Os três Zumbis se mostram indecisos entre continuar em silêncio e esclarecer suas dúvidas a respeito do que o adolescente tem em mente. Desta forma, jazem calados, ouvindo o som agonizante dos estudantes transformados.

— Obrigado... — A palavra exclusiva sai da boca de Howard, esperando ser entendido pelo moço com sardas ao mencionar a atitude dele, não permitindo que a relação com Stephan Golding se tornasse pública.

— Tudo certo. E quero pedir perdão... por hoje mais cedo. — O Williams não leva muito tempo em compreender ao que ele faz referência no pedido de desculpas, pois recorda perfeitamente do momento em que foi entregue pelo jovem de óculos aos Bersekers; ao Josh.

Assente com a cabeça somente, com propósito de não acabar intrigando ainda mais a curiosidade de seus amigos. Se eles descobrissem, o quarteto certamente entraria em uma discussão. O som das respirações toma o ambiente, então, algo furta toda a atenção.

Uma sirene ecoa por todo o segundo andar, entretanto o barulho produzido é pouco chamativo. Com isso, o trio de amigos conclui, ao se olhar e contemplar a face convicta de Victor, que o som se origina no celular deixado para trás.

Não custa muito até escutarem passos apressados carregando consigo os rosnados que os fazem estremecer. Usando a audição e a intuição, pode-se alegar que pouco mais de dez zumbis correm na direção da sirene. O rapaz, com a mão ainda na maçaneta, abre a porta com vagareza e acena a cabeça. Passagem livre.

É esperado que os estudantes transformados não escutassem seus pés precipitados, uma vez que os deles próprios abafam sonoramente o corredor. O quarteto acelera confiando que toda a emaça foi atraída pelo telefone.

— Socorro! — Um grito estridente alavanca ainda mais o tormento. O berro feminino parte de algum dos cômodos em frente, obrigando o grupo a estacionar de jeito abrupto.

— Vamos à sala do jornal.

— Mas temos que ajudar.

— Seja o que formos fazer, que seja rápido. Os zumbis também podem ter escutado o grito. — Após Victor e Mandy respectivamente, Howard declara.

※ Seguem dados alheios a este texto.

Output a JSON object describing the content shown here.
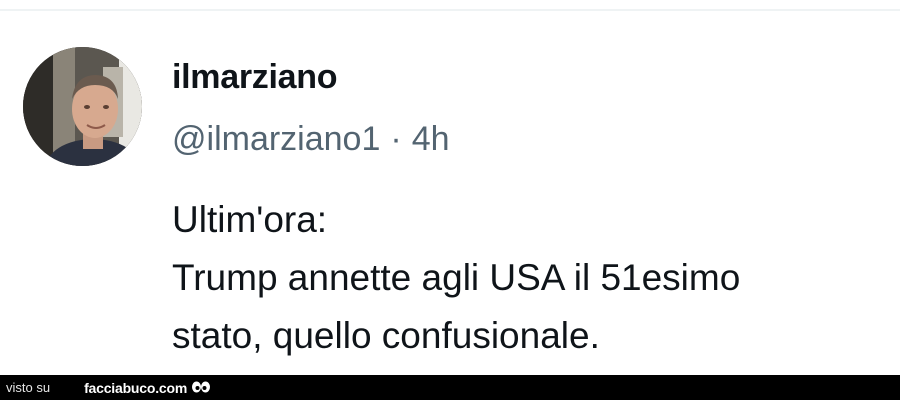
{
  "tweet": {
    "display_name": "ilmarziano",
    "handle": "@ilmarziano1",
    "separator": "·",
    "time": "4h",
    "text_lines": [
      "Ultim'ora:",
      "Trump annette agli USA il 51esimo",
      "stato, quello confusionale."
    ],
    "avatar_icon": "profile-photo"
  },
  "watermark": {
    "prefix": "visto su",
    "site": "facciabuco.com",
    "logo_icon": "eyes-icon"
  }
}
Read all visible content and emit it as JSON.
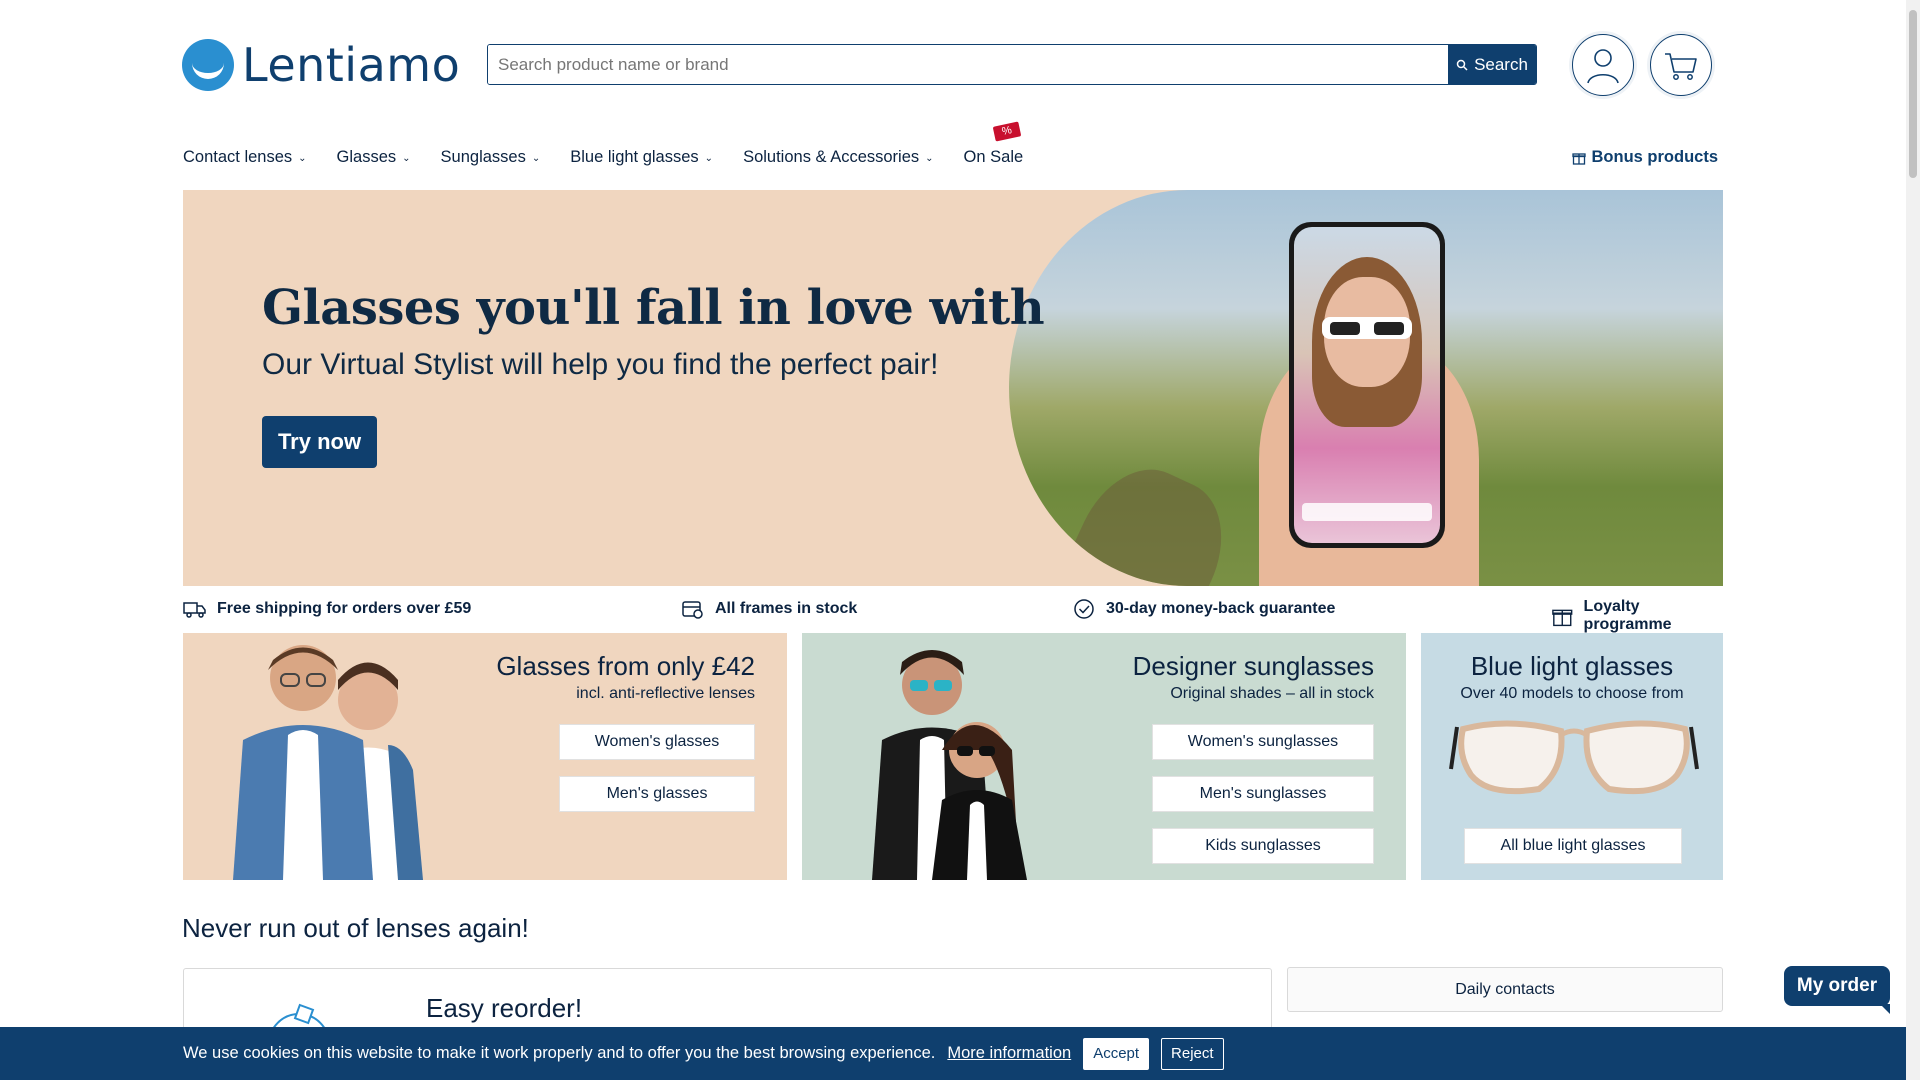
{
  "header": {
    "logo_text": "Lentiamo",
    "search_placeholder": "Search product name or brand",
    "search_button": "Search"
  },
  "nav": {
    "items": [
      {
        "label": "Contact lenses"
      },
      {
        "label": "Glasses"
      },
      {
        "label": "Sunglasses"
      },
      {
        "label": "Blue light glasses"
      },
      {
        "label": "Solutions & Accessories"
      },
      {
        "label": "On Sale"
      }
    ],
    "sale_badge": "%",
    "bonus_label": "Bonus products"
  },
  "hero": {
    "title": "Glasses you'll fall in love with",
    "subtitle": "Our Virtual Stylist will help you find the perfect pair!",
    "cta": "Try now"
  },
  "usps": [
    {
      "label": "Free shipping for orders over £59",
      "icon": "truck-icon"
    },
    {
      "label": "All frames in stock",
      "icon": "box-icon"
    },
    {
      "label": "30-day money-back guarantee",
      "icon": "badge-check-icon"
    },
    {
      "label": "Loyalty programme",
      "icon": "gift-icon"
    }
  ],
  "cards": {
    "glasses": {
      "title": "Glasses from only £42",
      "subtitle": "incl. anti-reflective lenses",
      "buttons": [
        "Women's glasses",
        "Men's glasses"
      ]
    },
    "sunglasses": {
      "title": "Designer sunglasses",
      "subtitle": "Original shades – all in stock",
      "buttons": [
        "Women's sunglasses",
        "Men's sunglasses",
        "Kids sunglasses"
      ]
    },
    "bluelight": {
      "title": "Blue light glasses",
      "subtitle": "Over 40 models to choose from",
      "buttons": [
        "All blue light glasses"
      ]
    }
  },
  "lenses": {
    "section_title": "Never run out of lenses again!",
    "reorder_title": "Easy reorder!",
    "daily_button": "Daily contacts"
  },
  "my_order": "My order",
  "cookie": {
    "text": "We use cookies on this website to make it work properly and to offer you the best browsing experience.",
    "more_info": "More information",
    "accept": "Accept",
    "reject": "Reject"
  },
  "colors": {
    "brand_navy": "#0f3f6e",
    "brand_blue": "#2a8fd0",
    "peach": "#f0d6bf",
    "sage": "#c9dbd1",
    "light_blue": "#c6dbe4",
    "sale_red": "#c8102e"
  }
}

— Me ajudem! — A nova exclamação desfaz a dúvida, pois constatam que o pedido de ajuda se origina no recinto que buscam em sua fuga. O que os faz notar isso é a luminosidade trespassando por baixo da porta, distinguindo a sala do jornal no breu do ambiente.

A Morrissette é a primeira a correr, seguida dos outros. Restam menos que quinze passos e uma escada de corda, então estarão do lado de fora. Correm com esperança e fervor para defender a quem clama por auxílio.

“Sentir que está perto de conseguir o desejado é se encontrar na linha mais tênue possível. Anime-se, porém não comemore. Continue esperançoso, mas não crie tanta expectativa.”

Chegando à entrada almejada, a moça de vestido rodado preto põe a mão na maçaneta e olha cada um dos rapazes, confirmando a prontidão deles. Por fim, abre a porta.